Doğrusu bir yerden sonra bir şeyleri artık sadece ağzımızda öylece geveleyip durduğumuz açık. Zira yaşananlar bir mahşeri andırıyor ya da çokça ülkemizde topyekûn yanan/yakılan ormanlara sadece bir kova su ile koşar gibi bir pratiğimiz olduğunu gösteriyor. Öyle ki artık eylemler dahi birbirini tekrarlamakta, pratiklerde sıra dahi değişmemekte ve sonucunda ise birbirine benzer neticeler almaktayız.
Ülkemizde yargının içine girdiği durumdan Meclis’te adettenmiş gibi yapılan yasa tasarıları oylaması meselesine kadar ülkenin çoğunlukçu mantığa dayanan, sandıklara dayalı, doğrusu sayıya dayalı demokrasisi nitel anlamda çıkacak hiçbir sonuca nefes aldırmazken, çoğunlukçu mantığın nicel sonuçları bugün bir yok oluşa adım adım yaklaştırmaktadır bizi.
Bir de aslında bir meseleye daha gelirsek, yargısal süreçler ya da mevzuat meseleleri, bir doğa talanı karşısında yargıya başvuruyorsunuz, çoğu zaman geç işleyen yargı sebebiyle, bir karar çıkana kadar talan projesi bitmiş olmaktadır ve haliyle geri dönüşü olmamaktadır.

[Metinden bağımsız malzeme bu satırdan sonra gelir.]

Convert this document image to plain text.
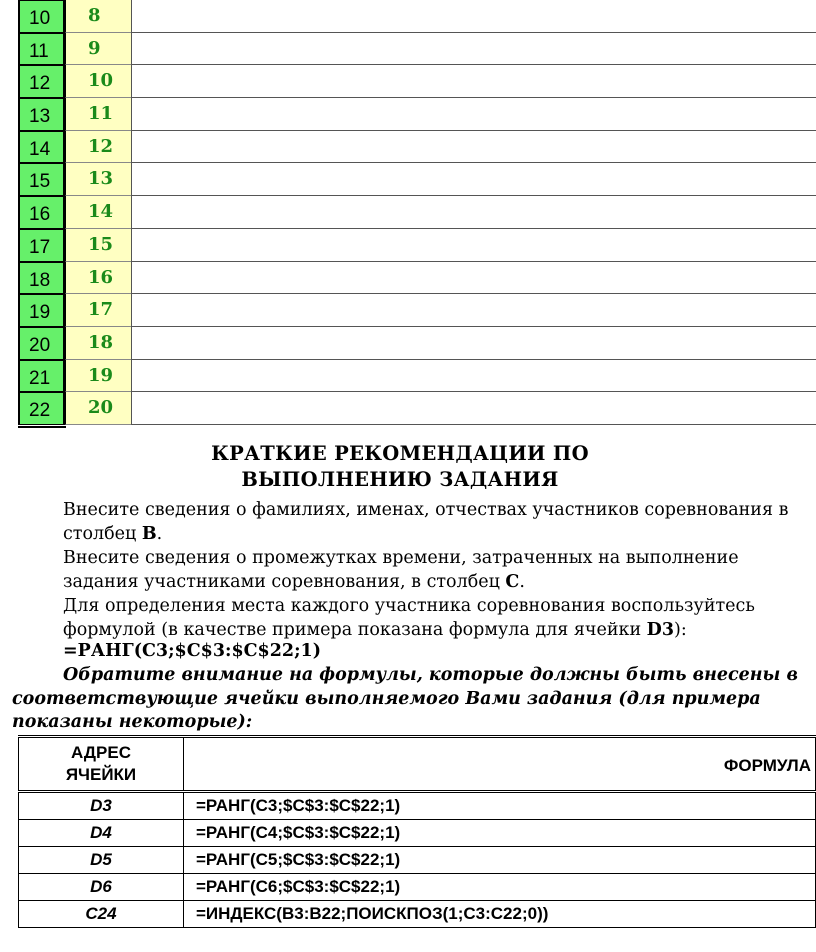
10	8
11	9
12	10
13	11
14	12
15	13
16	14
17	15
18	16
19	17
20	18
21	19
22	20
КРАТКИЕ РЕКОМЕНДАЦИИ ПО
ВЫПОЛНЕНИЮ ЗАДАНИЯ
Внесите сведения о фамилиях, именах, отчествах участников соревнования в столбец B.
Внесите сведения о промежутках времени, затраченных на выполнение задания участниками соревнования, в столбец C.
Для определения места каждого участника соревнования воспользуйтесь формулой (в качестве примера показана формула для ячейки D3):
=РАНГ(C3;$C$3:$C$22;1)
Обратите внимание на формулы, которые должны быть внесены в соответствующие ячейки выполняемого Вами задания (для примера показаны некоторые):
АДРЕС
ЯЧЕЙКИ	ФОРМУЛА
D3	=РАНГ(C3;$C$3:$C$22;1)
D4	=РАНГ(C4;$C$3:$C$22;1)
D5	=РАНГ(C5;$C$3:$C$22;1)
D6	=РАНГ(C6;$C$3:$C$22;1)
C24	=ИНДЕКС(B3:B22;ПОИСКПОЗ(1;C3:C22;0))
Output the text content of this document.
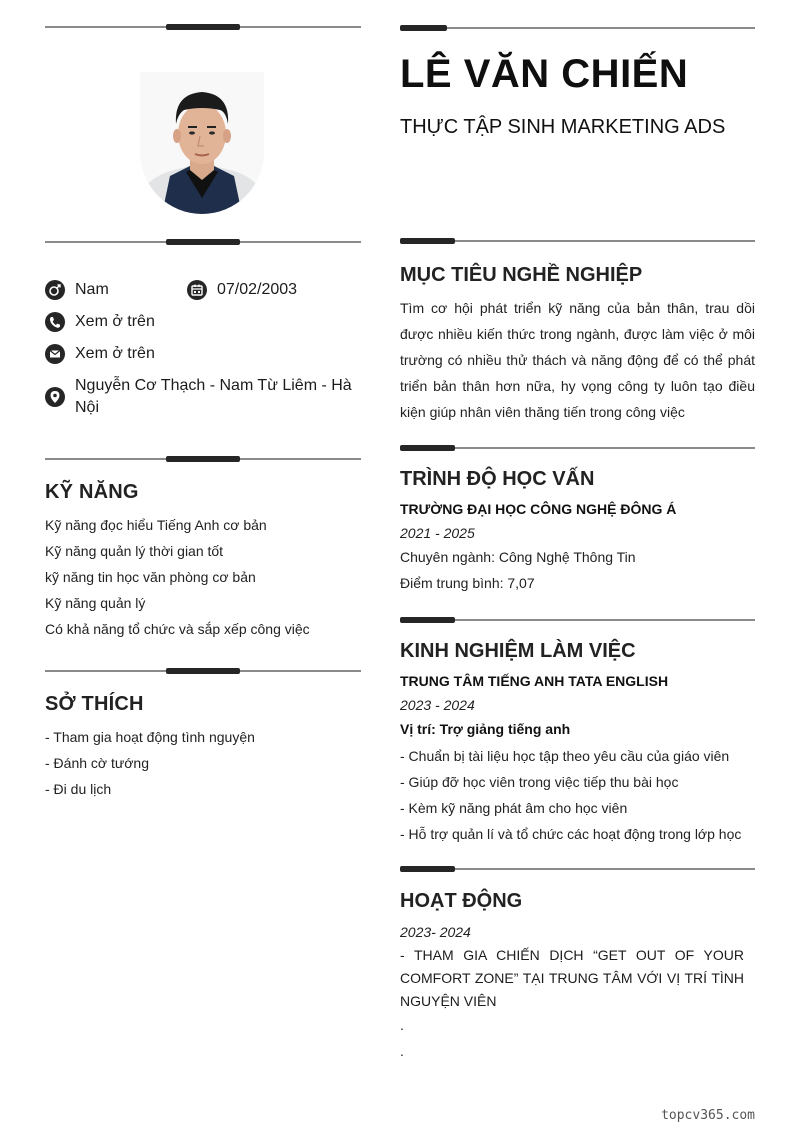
Nam	07/02/2003
Xem ở trên
Xem ở trên
Nguyễn Cơ Thạch - Nam Từ Liêm - Hà Nội
KỸ NĂNG
Kỹ năng đọc hiểu Tiếng Anh cơ bản
Kỹ năng quản lý thời gian tốt
kỹ năng tin học văn phòng cơ bản
Kỹ năng quản lý
Có khả năng tổ chức và sắp xếp công việc
SỞ THÍCH
- Tham gia hoạt động tình nguyện
- Đánh cờ tướng
- Đi du lịch
LÊ VĂN CHIẾN
THỰC TẬP SINH MARKETING ADS
MỤC TIÊU NGHỀ NGHIỆP
Tìm cơ hội phát triển kỹ năng của bản thân, trau dồi được nhiều kiến thức trong ngành, được làm việc ở môi trường có nhiều thử thách và năng động để có thể phát triển bản thân hơn nữa, hy vọng công ty luôn tạo điều kiện giúp nhân viên thăng tiến trong công việc
TRÌNH ĐỘ HỌC VẤN
TRƯỜNG ĐẠI HỌC CÔNG NGHỆ ĐÔNG Á
2021 - 2025
Chuyên ngành: Công Nghệ Thông Tin
Điểm trung bình: 7,07
KINH NGHIỆM LÀM VIỆC
TRUNG TÂM TIẾNG ANH TATA ENGLISH
2023 - 2024
Vị trí: Trợ giảng tiếng anh
- Chuẩn bị tài liệu học tập theo yêu cầu của giáo viên
- Giúp đỡ học viên trong việc tiếp thu bài học
- Kèm kỹ năng phát âm cho học viên
- Hỗ trợ quản lí và tổ chức các hoạt động trong lớp học
HOẠT ĐỘNG
2023- 2024
- THAM GIA CHIẾN DỊCH “GET OUT OF YOUR COMFORT ZONE” TẠI TRUNG TÂM VỚI VỊ TRÍ TÌNH NGUYỆN VIÊN
.
.
topcv365.com
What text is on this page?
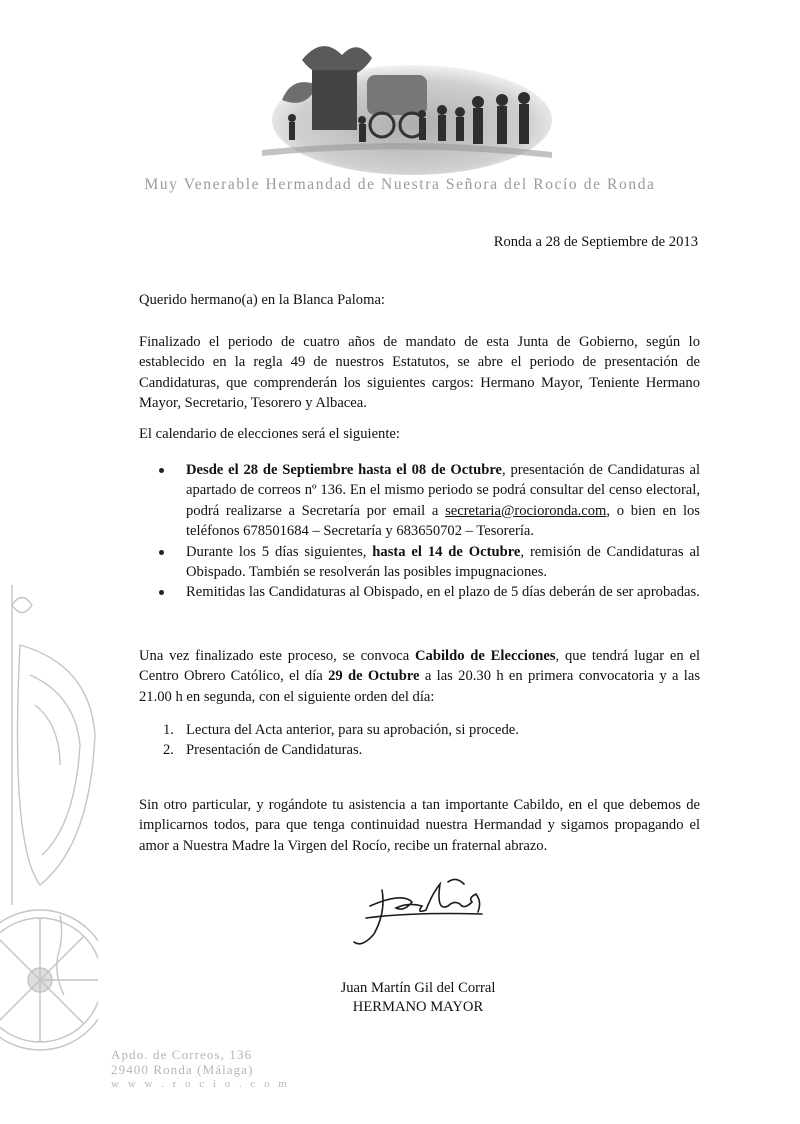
Muy Venerable Hermandad de Nuestra Señora del Rocío de Ronda
Ronda a 28 de Septiembre de 2013
Querido hermano(a) en la Blanca Paloma:

Finalizado el periodo de cuatro años de mandato de esta Junta de Gobierno, según lo establecido en la regla 49 de nuestros Estatutos, se abre el periodo de presentación de Candidaturas, que comprenderán los siguientes cargos: Hermano Mayor, Teniente Hermano Mayor, Secretario, Tesorero y Albacea.

El calendario de elecciones será el siguiente:

Desde el 28 de Septiembre hasta el 08 de Octubre, presentación de Candidaturas al apartado de correos nº 136. En el mismo periodo se podrá consultar del censo electoral, podrá realizarse a Secretaría por email a secretaria@rocioronda.com, o bien en los teléfonos 678501684 – Secretaría y 683650702 – Tesorería.
Durante los 5 días siguientes, hasta el 14 de Octubre, remisión de Candidaturas al Obispado. También se resolverán las posibles impugnaciones.
Remitidas las Candidaturas al Obispado, en el plazo de 5 días deberán de ser aprobadas.

Una vez finalizado este proceso, se convoca Cabildo de Elecciones, que tendrá lugar en el Centro Obrero Católico, el día 29 de Octubre a las 20.30 h en primera convocatoria y a las 21.00 h en segunda, con el siguiente orden del día:

1. Lectura del Acta anterior, para su aprobación, si procede.
2. Presentación de Candidaturas.

Sin otro particular, y rogándote tu asistencia a tan importante Cabildo, en el que debemos de implicarnos todos, para que tenga continuidad nuestra Hermandad y sigamos propagando el amor a Nuestra Madre la Virgen del Rocío, recibe un fraternal abrazo.

Juan Martín Gil del Corral
HERMANO MAYOR
Apdo. de Correos, 136
29400 Ronda (Málaga)
w w w . r o c i o . c o m
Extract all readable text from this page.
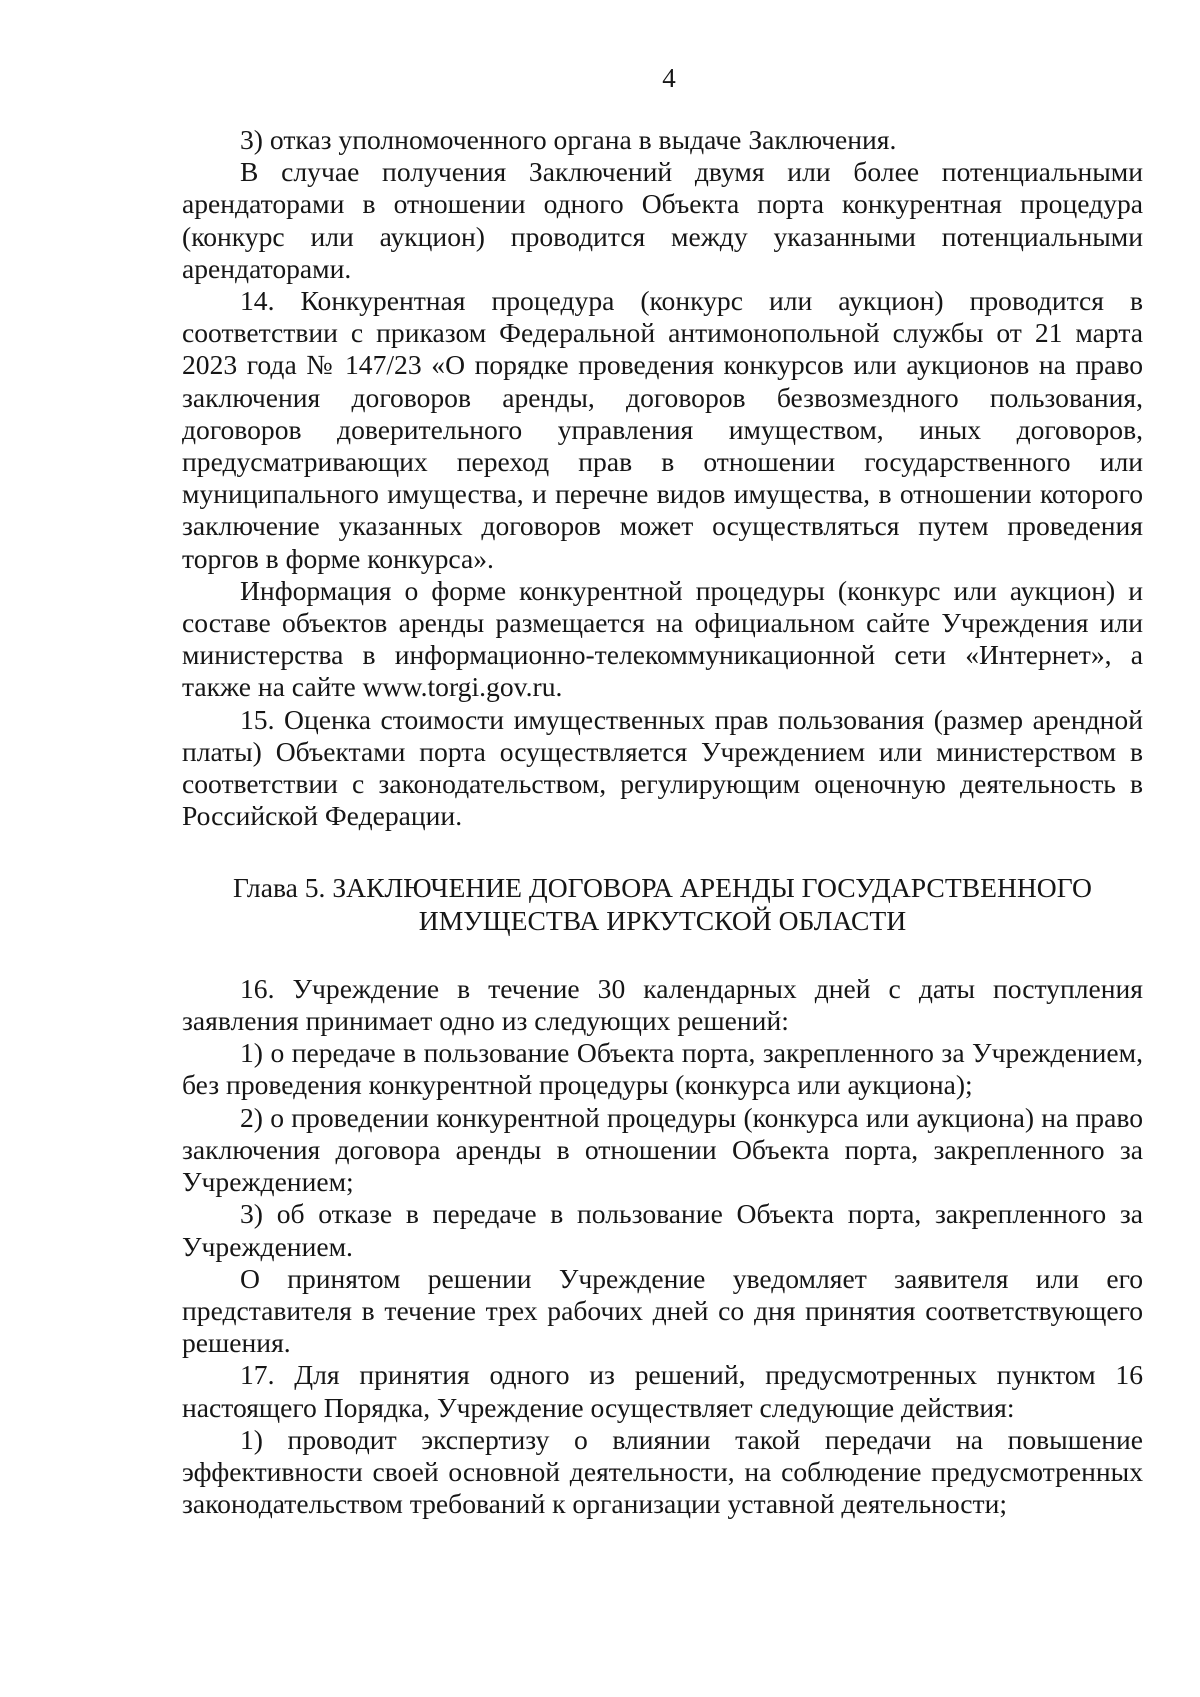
4

3) отказ уполномоченного органа в выдаче Заключения.

В случае получения Заключений двумя или более потенциальными арендаторами в отношении одного Объекта порта конкурентная процедура (конкурс или аукцион) проводится между указанными потенциальными арендаторами.

14. Конкурентная процедура (конкурс или аукцион) проводится в соответствии с приказом Федеральной антимонопольной службы от 21 марта 2023 года № 147/23 «О порядке проведения конкурсов или аукционов на право заключения договоров аренды, договоров безвозмездного пользования, договоров доверительного управления имуществом, иных договоров, предусматривающих переход прав в отношении государственного или муниципального имущества, и перечне видов имущества, в отношении которого заключение указанных договоров может осуществляться путем проведения торгов в форме конкурса».

Информация о форме конкурентной процедуры (конкурс или аукцион) и составе объектов аренды размещается на официальном сайте Учреждения или министерства в информационно-телекоммуникационной сети «Интернет», а также на сайте www.torgi.gov.ru.

15. Оценка стоимости имущественных прав пользования (размер арендной платы) Объектами порта осуществляется Учреждением или министерством в соответствии с законодательством, регулирующим оценочную деятельность в Российской Федерации.

Глава 5. ЗАКЛЮЧЕНИЕ ДОГОВОРА АРЕНДЫ ГОСУДАРСТВЕННОГО
ИМУЩЕСТВА ИРКУТСКОЙ ОБЛАСТИ

16. Учреждение в течение 30 календарных дней с даты поступления заявления принимает одно из следующих решений:

1) о передаче в пользование Объекта порта, закрепленного за Учреждением, без проведения конкурентной процедуры (конкурса или аукциона);

2) о проведении конкурентной процедуры (конкурса или аукциона) на право заключения договора аренды в отношении Объекта порта, закрепленного за Учреждением;

3) об отказе в передаче в пользование Объекта порта, закрепленного за Учреждением.

О принятом решении Учреждение уведомляет заявителя или его представителя в течение трех рабочих дней со дня принятия соответствующего решения.

17. Для принятия одного из решений, предусмотренных пунктом 16 настоящего Порядка, Учреждение осуществляет следующие действия:

1) проводит экспертизу о влиянии такой передачи на повышение эффективности своей основной деятельности, на соблюдение предусмотренных законодательством требований к организации уставной деятельности;
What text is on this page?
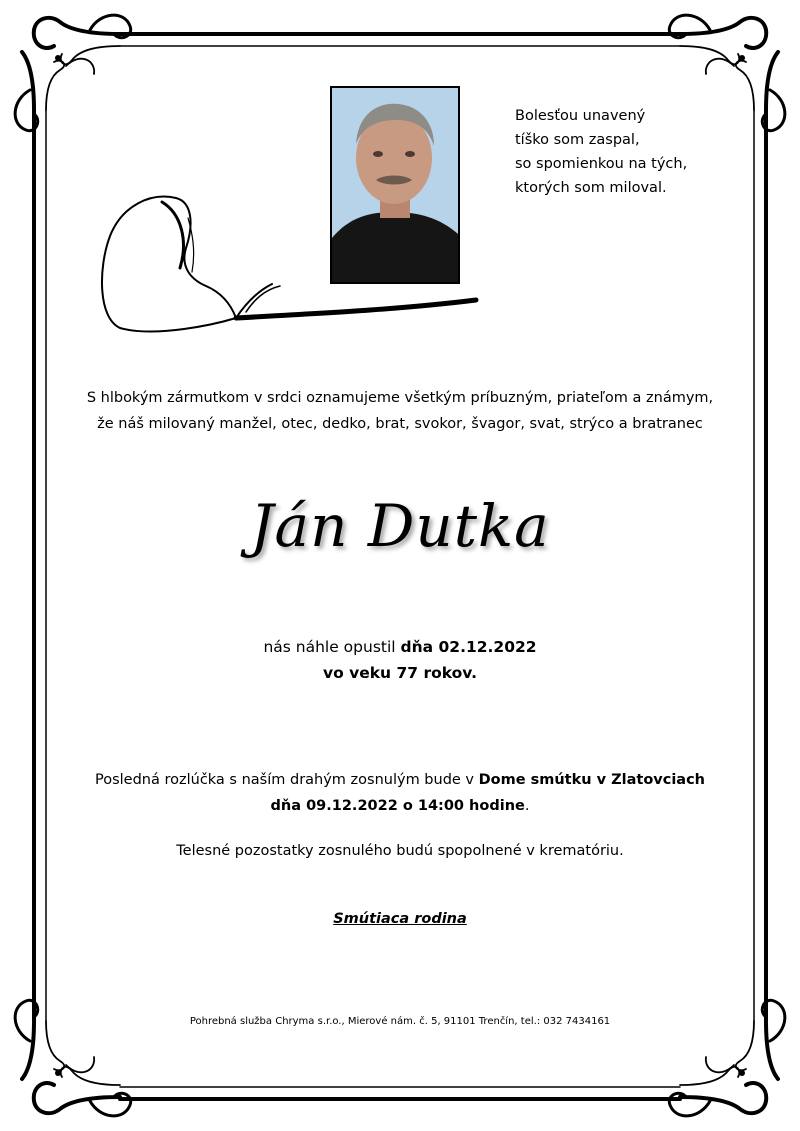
Bolesťou unavený
tíško som zaspal,
so spomienkou na tých,
ktorých som miloval.
S hlbokým zármutkom v srdci oznamujeme všetkým príbuzným, priateľom a známym,
že náš milovaný manžel, otec, dedko, brat, svokor, švagor, svat, strýco a bratranec
Ján Dutka
nás náhle opustil dňa 02.12.2022
vo veku 77 rokov.
Posledná rozlúčka s naším drahým zosnulým bude v Dome smútku v Zlatovciach
dňa 09.12.2022 o 14:00 hodine.
Telesné pozostatky zosnulého budú spopolnené v krematóriu.
Smútiaca rodina
Pohrebná služba Chryma s.r.o., Mierové nám. č. 5, 91101 Trenčín, tel.: 032 7434161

Yıllar yılı bekletilen doğa talanına dayalı projeler bugün artık raflardan bir bir indiriliyor, çok kısa yoldan meşrulaştırılabiliyor, yönetmeliklerden mevzuatlara, ÇED raporu süreçlerine, bugün torba yasa tasarısına kadar her şey bir anda değiştirilebiliyor. Ve mesele bu kadar basitken doğa artık bir kaynak konumuna taşınırken, bir nevi artık her şey sermaye eksenine kaymaktadır. Artvin Murgul’da günlerdir yanan ormanların altından siyanür havuzu meselesi çıkıyor gün yüzüne, Mardin/Mazıdağı’ndan taşınacak fosfat için Diyarbakır’ı ikiye bölecek “Berlin Duvarı’na” kadar, Artvin/Cerattepe’ye kadar yaşanan tüm meselelerin altından Cengizler çıkmaktadır.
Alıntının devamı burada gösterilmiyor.